Sin embargo, la jugada podría resultar polémica, pues para algunos técnicamente podría ser un caso de "fraude de categoría". Resulta que Zoe Saldaña es la verdadera protagonista de Emilia Perez, pero, por este motivo, ha sido relegada a la categoría de actriz de reparto. Saldaña tiene muchas más escenas que Karla Sofia Gascón, cuyo personaje es un narcotraficante que, para escapar de su vida criminal, transiciona a mujer, un proceso supervisado por la abogada interpretada por Saldaña. ¿Por qué entonces la actuación de Gascón, aunque buena, está siendo impulsada en una categoría que, para ser francos, no le corresponde? La respuesta está en la narrativa "woke" que predomina en Hollywood hoy en día.
La actuación de Gascón, según los expertos, es buena, pero es Saldana quien realmente lleva el peso de la película.
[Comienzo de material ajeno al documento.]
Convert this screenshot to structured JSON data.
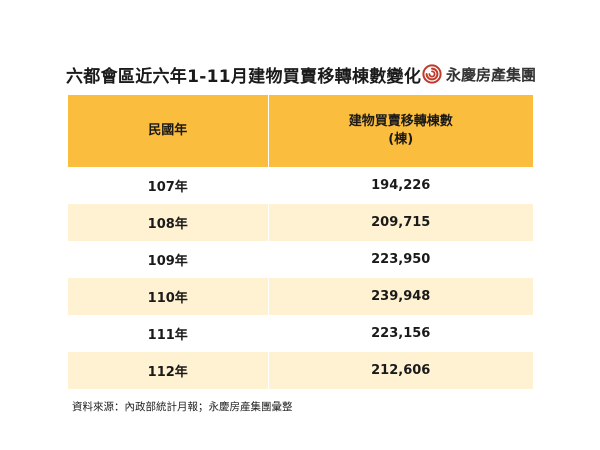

Sin embargo, a nadie le interesa hablar de ella porque, en esta era de la corrección política, lo que vende es la historia de ser "la primera" o "la más representativa". Zoe Saldaña probablemente tenga una oportunidad en la categoría de Actriz de Reparto.
La gran pregunta es: ¿puede Karla Sofia Gascón ganar el Oscar? Sus principales competidoras incluyen a Mikey Madison, quien ofrece una actuación monumental en Anora, y Nicole Kidman, alabada por su papel en Babygirl. Por su parte, Angelina Jolie, parece tener posibilidades para ganar premios con su trabajo en Maria. A pesar de que Gascón se enfrenta a estos pesos pesados, su nominación es una jugada política más que una cuestión de mérito artístico. Así es como se ven las cosas en el panorama actual de los Oscar, una carrera cada vez más marcada por estrategias ideológicas que priorizan ciertos tipos de historias y representaciones, más que el talento puro. La Academia de Hollywood lleva años inclinándose ante las presiones ideológicas, y este caso no es la excepción. Más allá del mérito actoral, lo que importa es subirse al tren de la "diversidad" y romper alguna barrera simbólica para ser aplaudido por la industria.
El año pasado Sandra Hüller recibió una nominación al Oscar como protagonista de Anatomía de una caída, otra película europea que como Emilia Perez ganó la Palma de Oro en el Festival de Cannes.